一名内侍惶恐地为她推开了厚重的朱漆大门。
“呼——”
夹杂着雪花的寒风,瞬间倒灌而入,吹得殿内烛火摇曳,吹得她那一身赤色的凤袍猎猎作响。
漫天的大雪,在她的眼前狂舞。整个天地,只剩下黑与白两种颜色,纯粹,而又酷烈。
“父皇闭关前,曾留有密诏于本宫。”赵鸾转过身,面向殿内百官,她的声音,盖过了殿外的风雪之声,清晰地传入了每个人的耳中,“密诏有言:若朕此番闭关,天命不佑,龙驭归天。则由帝姬赵鸾,承继大统。朕之江山,朕之子民,皆托付于鸾儿之手。钦此。”
此言一出,满朝皆惊!
谁也没有想到,帝姬手中,竟握有先帝的传位密诏!这一下,她登基的合法性与正统性,便再也无人可以质疑!刘承义等人脸上闪过一丝错愕,随即化为了然与恭顺。
原来,他们所以为的“阳谋”,早已在别人的算计之中。
“既然众卿皆有此意,天意亦是如此。”赵鸾的目光,冷冽如刀,一一扫过殿中那些心思各异的面孔,“那本宫,便承了这天命,接下这万里江山!”
她的话,掷地有声,再无半分犹豫。
“传本宫懿旨!”
不,从这一刻起,不再是懿旨了。
“传朕旨意!”
“吉时已到,即刻举行登基大典!”
刘承义等人心中巨震,随即反应过来,立刻俯身叩首,声音中带着前所未有的恭敬与臣服:“臣等……遵旨!”
“吾皇万岁!万岁!万万岁!”
这一夜的登基大典,注定要被载入史册。
没有繁琐的礼仪,没有普天同庆的喜悦。只有这漫天风雪,以及满朝文武的肃穆臣服。
赵鸾换上了一身玄黑色的、绣着九天金凤的十二章纹冕服,头戴分量惊人的凤冠。在礼官的唱喏声与庄严的钟鼓声中,她一步一步,踏上了那通往至高权力的汉白玉台阶。
每一步,都像是踩在刀山火海之上。
她走得很稳,目不斜视。她的身后,是摇曳的烛火与臣服的百官;她的前方,是那张冰冷、巨大、象征着无上权力的龙椅。
她仿佛能看到,父皇那疲惫而又欣慰的幻影,正坐在龙椅之上,微笑着看着她。
“父皇,女儿,来了。”她在心中默念。
终于,她走到了龙椅之前。她没有丝毫迟疑,缓缓转身,撩起冕服的下摆,在那张足以让无数人疯狂的椅子上,坐了下去。
当她的身体,接触到那冰冷的椅背时,一股难以言喻的、仿佛与整个大炎王朝的国运龙脉都连接在一起的沉重感,瞬间压在了她的身上。
整个太和殿,在这一刻,落针可闻。
所有人都屏住了呼吸,看着那道坐在龙椅之上的、纤细却无比威严的身影。
“臣等,参见陛下!吾皇万岁!万岁!万万岁!”
以刘承义为首的百官,再次行三跪九叩之大礼。这一次,他们朝拜的,不再是监国帝姬,而是大炎王朝有史以来第一位女皇帝!
“众卿,平身。”
赵鸾的声音,从高高的龙椅之上传来,带着一种不容置疑的威严。
“谢陛下!”
百官起身,垂首肃立。
“朕,今日承继大统,当革故鼎新,开创盛世。”赵鸾的目光,如同实质般,压在每一个人的心头,“传朕第一道旨意:即日起,改元‘长昭’。长久之长,昭明之昭。
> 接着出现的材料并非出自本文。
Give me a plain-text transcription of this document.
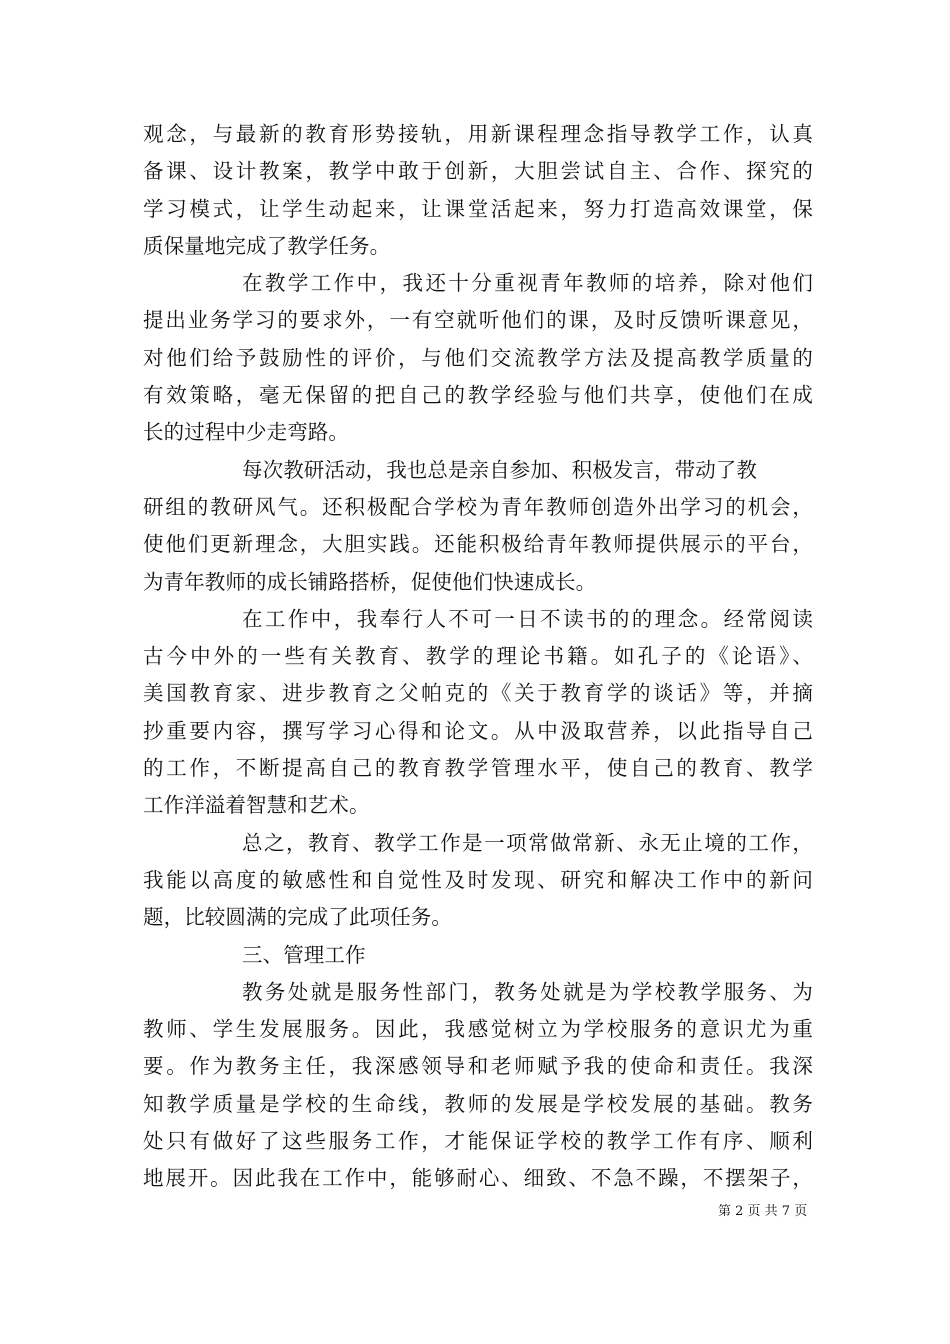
观念，与最新的教育形势接轨，用新课程理念指导教学工作，认真
备课、设计教案，教学中敢于创新，大胆尝试自主、合作、探究的
学习模式，让学生动起来，让课堂活起来，努力打造高效课堂，保
质保量地完成了教学任务。
在教学工作中，我还十分重视青年教师的培养，除对他们
提出业务学习的要求外，一有空就听他们的课，及时反馈听课意见，
对他们给予鼓励性的评价，与他们交流教学方法及提高教学质量的
有效策略，毫无保留的把自己的教学经验与他们共享，使他们在成
长的过程中少走弯路。
每次教研活动，我也总是亲自参加、积极发言，带动了教
研组的教研风气。还积极配合学校为青年教师创造外出学习的机会，
使他们更新理念，大胆实践。还能积极给青年教师提供展示的平台，
为青年教师的成长铺路搭桥，促使他们快速成长。
在工作中，我奉行人不可一日不读书的的理念。经常阅读
古今中外的一些有关教育、教学的理论书籍。如孔子的《论语》、
美国教育家、进步教育之父帕克的《关于教育学的谈话》等，并摘
抄重要内容，撰写学习心得和论文。从中汲取营养，以此指导自己
的工作，不断提高自己的教育教学管理水平，使自己的教育、教学
工作洋溢着智慧和艺术。
总之，教育、教学工作是一项常做常新、永无止境的工作，
我能以高度的敏感性和自觉性及时发现、研究和解决工作中的新问
题，比较圆满的完成了此项任务。
三、管理工作
教务处就是服务性部门，教务处就是为学校教学服务、为
教师、学生发展服务。因此，我感觉树立为学校服务的意识尤为重
要。作为教务主任，我深感领导和老师赋予我的使命和责任。我深
知教学质量是学校的生命线，教师的发展是学校发展的基础。教务
处只有做好了这些服务工作，才能保证学校的教学工作有序、顺利
地展开。因此我在工作中，能够耐心、细致、不急不躁，不摆架子，
第 2 页 共 7 页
朕愿这大炎江山,国祚长久;朗朗乾坤,天理昭明!”
“陛下圣明!”群臣惊呼。
长昭,长昭女帝。从这一刻起,赵鸾这个名字,将成为历史。
“传朕第二道旨意。”长昭女帝的声音没有丝毫停顿,“朕初登大宝,当与天下万民同乐。着,大赦天下!凡非十恶不赦之罪,无论判决与否,皆予以赦免。各地官府,即刻开仓放粮,与民同庆三日!”
这道旨意,在所有人的意料之中。新皇登基,大赦天下,这是惯例,也是收买人心的最佳手段。殿内的气氛,似乎也因此而缓和了些许。
然而,就在所有人都以为典礼将要结束之时,长昭女帝那冰冷的声音,再次响起。
“但是……”
她拖长了声音,这两个字,像两柄重锤,狠狠地敲在了每个人的心上。刚刚有些放松的官员们,神经再次紧绷起来。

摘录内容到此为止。